Christian Community Raises Alarm Over Mozambique Conflict

JOHANNESBURG (Pakistan Point News / Sputnik - 04th March, 2021) An umbrella group of Christian churches in southern Africa has sounded the alarm over a humanitarian crisis unfolding in the north of Mozambique, where a quarter of the population has been displaced by what the UN calls a perfect storm of fighting and natural disasters.

The Fellowship of Christian Councils in Southern Africa met by video this week to discuss the situation on Mozambique's Cabo Delgado, a resources-rich region that has been under siege by Islamist insurgents since 2017. The UN estimates that over 530,000 people have been displaced by December, many of them in the past few months. More than 1,300 civilians have been killed.

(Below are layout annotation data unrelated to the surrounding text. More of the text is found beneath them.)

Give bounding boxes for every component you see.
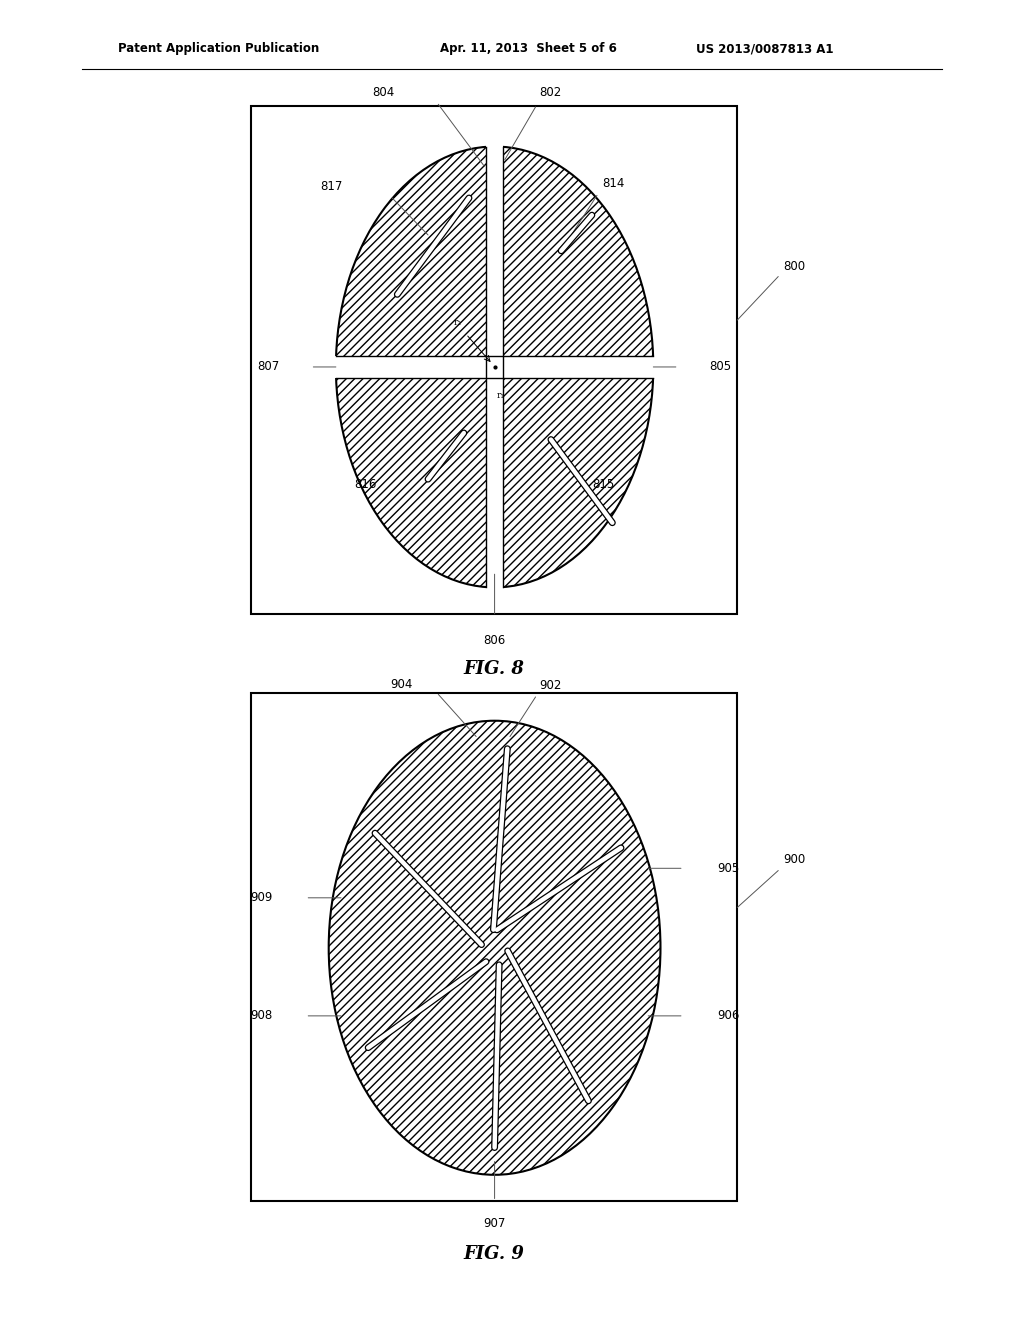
Text: FIG. 9: FIG. 9 [464,1245,524,1263]
Text: 906: 906 [717,1010,739,1023]
Text: 800: 800 [783,260,806,273]
Text: Patent Application Publication: Patent Application Publication [118,42,319,55]
Text: 802: 802 [540,86,562,99]
Text: US 2013/0087813 A1: US 2013/0087813 A1 [696,42,834,55]
Text: r₂: r₂ [454,318,462,327]
Text: Apr. 11, 2013  Sheet 5 of 6: Apr. 11, 2013 Sheet 5 of 6 [440,42,617,55]
Ellipse shape [329,721,660,1175]
Text: 905: 905 [717,862,739,875]
Ellipse shape [336,147,653,587]
Text: 805: 805 [710,360,732,374]
Text: 909: 909 [250,891,272,904]
Text: 904: 904 [390,677,413,690]
Bar [486,144,503,590]
Text: 806: 806 [483,634,506,647]
Text: 900: 900 [783,853,806,866]
Bar [251,693,737,1201]
Text: 907: 907 [483,1217,506,1230]
Bar [334,356,655,378]
Bar [251,106,737,614]
Text: 902: 902 [540,678,562,692]
Text: 908: 908 [250,1010,272,1023]
Text: FIG. 8: FIG. 8 [464,660,524,678]
Text: 804: 804 [372,86,394,99]
Text: 807: 807 [257,360,280,374]
Text: 816: 816 [354,478,377,491]
Text: 817: 817 [321,180,343,193]
Text: 814: 814 [602,177,625,190]
Text: 815: 815 [592,478,614,491]
Text: r₁: r₁ [497,391,505,400]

"The insurgency in northern Mozambique is not just a Mozambican problem, it is a southern Africa regional emergency, thus an African burden that cannot be globally ignored," the organization's senior clerics said in a joint statement.

Nearly half of the population in Cabo Delgado are Christians. The Islamist militancy, known locally as al-Shabaab despite having no connection to Somalia, is calling for a strict Sharia law across Mozambique. But Jao Elias, of the Church of Mozambique, insisted this was not a sectarian strife.

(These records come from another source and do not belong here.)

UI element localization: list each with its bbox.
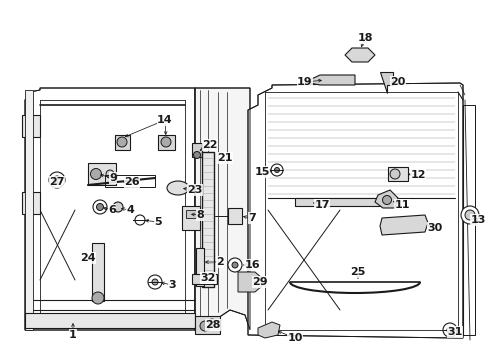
Text: 8: 8 [196,210,203,220]
Bar [22,192,40,214]
Text: 32: 32 [200,273,215,283]
Polygon shape [379,72,392,93]
Text: 21: 21 [217,153,232,163]
Polygon shape [247,83,462,338]
Bar [196,248,203,286]
Polygon shape [115,135,130,150]
Text: 15: 15 [254,167,269,177]
Polygon shape [379,215,427,235]
Circle shape [148,275,162,289]
Text: 13: 13 [469,215,485,225]
Bar [192,274,217,284]
Bar [92,243,104,301]
Text: 3: 3 [168,280,176,290]
Polygon shape [25,88,195,330]
Bar [387,167,407,181]
Text: 24: 24 [80,253,96,263]
Circle shape [231,262,238,268]
Circle shape [113,202,123,212]
Bar [25,313,195,328]
Bar [202,152,214,287]
Circle shape [49,172,65,188]
Polygon shape [258,322,280,338]
Polygon shape [305,75,354,85]
Circle shape [274,167,279,172]
Circle shape [117,137,127,147]
Text: 11: 11 [393,200,409,210]
Text: 14: 14 [157,115,172,125]
Circle shape [464,210,474,220]
Ellipse shape [167,181,189,195]
Circle shape [152,279,158,285]
Text: 2: 2 [216,257,224,267]
Circle shape [200,321,209,331]
Circle shape [92,292,104,304]
Circle shape [193,152,200,158]
Text: 30: 30 [427,223,442,233]
Text: 25: 25 [349,267,365,277]
Text: 5: 5 [154,217,162,227]
Bar [25,90,33,330]
Text: 1: 1 [69,330,77,340]
Polygon shape [238,272,262,292]
Bar [227,208,242,224]
Bar [294,198,389,206]
Bar [195,316,220,334]
Bar [462,105,474,335]
Circle shape [227,258,242,272]
Circle shape [382,195,391,204]
Circle shape [90,168,102,180]
Text: 28: 28 [205,320,220,330]
Text: 4: 4 [126,205,134,215]
Bar [22,115,40,137]
Text: 10: 10 [287,333,302,343]
Text: 17: 17 [314,200,329,210]
Text: 22: 22 [202,140,217,150]
Bar [182,206,200,230]
Text: 6: 6 [108,205,116,215]
Text: 20: 20 [389,77,405,87]
Circle shape [135,215,145,225]
Circle shape [93,200,107,214]
Bar [185,210,196,218]
Polygon shape [374,190,397,208]
Circle shape [270,164,283,176]
Circle shape [446,327,452,333]
Text: 16: 16 [244,260,259,270]
Circle shape [53,176,61,184]
Text: 18: 18 [357,33,372,43]
Circle shape [389,169,399,179]
Bar [105,175,155,187]
Text: 31: 31 [447,327,462,337]
Circle shape [161,137,171,147]
Circle shape [96,203,103,211]
Text: 19: 19 [297,77,312,87]
Text: 12: 12 [409,170,425,180]
Circle shape [208,319,215,325]
Circle shape [460,206,478,224]
Bar [88,163,116,185]
Circle shape [106,170,114,178]
Circle shape [442,323,456,337]
Text: 29: 29 [252,277,267,287]
Polygon shape [192,143,202,157]
Polygon shape [158,135,175,150]
Text: 7: 7 [247,213,255,223]
Circle shape [173,183,183,193]
Text: 27: 27 [49,177,64,187]
Polygon shape [195,88,249,330]
Text: 23: 23 [187,185,202,195]
Text: 9: 9 [109,173,117,183]
Text: 26: 26 [124,177,140,187]
Polygon shape [345,48,374,62]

"People there are Islamic and many of them are dying... This is not a religious war. Cabo Delgado is rich in minerals. Mozambican people were not divided. We are one. This is not a Mozambican problem alone. It is a continental problem," he said.

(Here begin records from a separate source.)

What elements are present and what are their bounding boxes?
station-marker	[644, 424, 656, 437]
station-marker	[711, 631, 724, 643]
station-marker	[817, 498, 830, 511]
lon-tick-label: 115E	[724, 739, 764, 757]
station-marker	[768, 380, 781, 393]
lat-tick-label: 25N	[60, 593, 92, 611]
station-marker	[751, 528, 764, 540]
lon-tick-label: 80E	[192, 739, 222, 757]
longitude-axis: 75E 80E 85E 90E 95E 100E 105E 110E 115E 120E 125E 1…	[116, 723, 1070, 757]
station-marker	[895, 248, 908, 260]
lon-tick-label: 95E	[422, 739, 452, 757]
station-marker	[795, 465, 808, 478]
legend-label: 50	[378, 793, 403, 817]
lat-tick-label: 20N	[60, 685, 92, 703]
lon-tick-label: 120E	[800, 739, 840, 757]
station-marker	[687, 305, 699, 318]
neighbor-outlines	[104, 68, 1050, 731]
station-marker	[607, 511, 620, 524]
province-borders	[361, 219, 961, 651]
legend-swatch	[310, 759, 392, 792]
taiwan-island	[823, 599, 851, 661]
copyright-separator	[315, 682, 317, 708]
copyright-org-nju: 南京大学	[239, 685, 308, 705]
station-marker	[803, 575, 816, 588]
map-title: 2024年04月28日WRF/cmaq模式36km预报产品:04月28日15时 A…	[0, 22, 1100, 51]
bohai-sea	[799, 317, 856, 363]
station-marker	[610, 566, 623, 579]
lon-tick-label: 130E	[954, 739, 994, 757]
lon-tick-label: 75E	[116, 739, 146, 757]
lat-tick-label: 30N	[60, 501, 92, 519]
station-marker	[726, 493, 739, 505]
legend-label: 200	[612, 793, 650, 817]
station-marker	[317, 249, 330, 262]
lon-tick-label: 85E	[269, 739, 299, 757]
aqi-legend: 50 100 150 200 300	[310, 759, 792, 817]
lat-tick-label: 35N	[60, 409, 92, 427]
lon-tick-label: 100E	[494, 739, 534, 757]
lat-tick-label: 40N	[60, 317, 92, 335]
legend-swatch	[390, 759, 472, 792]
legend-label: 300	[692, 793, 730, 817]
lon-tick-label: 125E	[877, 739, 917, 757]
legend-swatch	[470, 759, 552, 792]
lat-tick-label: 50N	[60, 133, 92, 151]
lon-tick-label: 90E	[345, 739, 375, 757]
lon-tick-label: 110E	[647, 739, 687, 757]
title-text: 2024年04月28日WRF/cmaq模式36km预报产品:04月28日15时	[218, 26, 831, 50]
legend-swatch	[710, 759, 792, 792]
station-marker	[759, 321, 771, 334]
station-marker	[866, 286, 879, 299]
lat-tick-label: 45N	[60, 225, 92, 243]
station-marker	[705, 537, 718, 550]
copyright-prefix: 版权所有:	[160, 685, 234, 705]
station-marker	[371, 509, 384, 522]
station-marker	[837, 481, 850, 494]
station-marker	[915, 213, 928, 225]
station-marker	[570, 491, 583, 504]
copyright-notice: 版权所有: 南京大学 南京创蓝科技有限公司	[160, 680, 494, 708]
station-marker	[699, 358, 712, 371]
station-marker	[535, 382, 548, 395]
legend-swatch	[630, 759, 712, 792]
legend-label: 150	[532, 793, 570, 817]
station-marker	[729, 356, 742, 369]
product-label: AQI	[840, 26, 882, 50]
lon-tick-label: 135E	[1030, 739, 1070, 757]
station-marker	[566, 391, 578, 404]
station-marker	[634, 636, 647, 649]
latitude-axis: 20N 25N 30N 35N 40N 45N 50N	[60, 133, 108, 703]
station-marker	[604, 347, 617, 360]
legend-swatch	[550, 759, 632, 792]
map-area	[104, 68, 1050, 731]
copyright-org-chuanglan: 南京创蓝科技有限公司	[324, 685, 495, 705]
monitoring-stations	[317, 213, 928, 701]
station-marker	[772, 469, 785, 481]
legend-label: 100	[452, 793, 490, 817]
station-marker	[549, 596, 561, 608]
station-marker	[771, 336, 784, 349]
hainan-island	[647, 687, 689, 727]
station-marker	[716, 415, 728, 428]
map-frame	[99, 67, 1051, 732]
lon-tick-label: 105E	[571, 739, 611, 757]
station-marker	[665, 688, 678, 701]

Emmanuel Chikoya of Zambia warned that history had proven that smaller conflicts could easily blow up into genocide, despite the Mozambican government dismissing it as "not as serious as thought to be." He said the African Union needed to step up to the plate after all forms of lower-level diplomacy failed.

"The African Union has not been as active as it ought to be and we are making the call to say 'step up and engage the Mozambican government'," he said.

Kenneth Mtata, secretary general of the Zimbabwe Council of Churches, agreed that the UN and the African Union needed to address the issue, which he linked to a growing dissatisfaction and economic woes.

"This is not a provincial issue it is national, regional and continental. We must sustain communities to co-exist. Insurgents are taking advantage of Africa because the people of Africa are dissatisfied with how resources are not equitably distributed as well as economic injustices leading to instability," he said.

Anthoni Van Nieuwkerk, an associate professor at South Africa's Wits University school of Governance, echoed this in a comment to Sputnik. He accused Mozambique of ignoring the region's need for good governance and social services.

"The Mozambican government had long neglected Cabo Delgado in terms of service delivery and governance. Unlike Mozambican citizens, terrorists never had to travel far to get there," he said.

The government needs to address porous borders that promote an influx of extremists as well as an outpour of resources and drug smuggling, the expert said. He criticized the plan to send troops to Cabo Delgado in the coming weeks as reactionary and prone to generate more tensions.

"Soldiers can't bring governance and have no resources to bring stability in Cabo Delgado. We need a regional response as it spills over the borders of Tanzania, the Comoros and Malawi. We need a Southern African Development Community response and then a multilateral response," he stressed.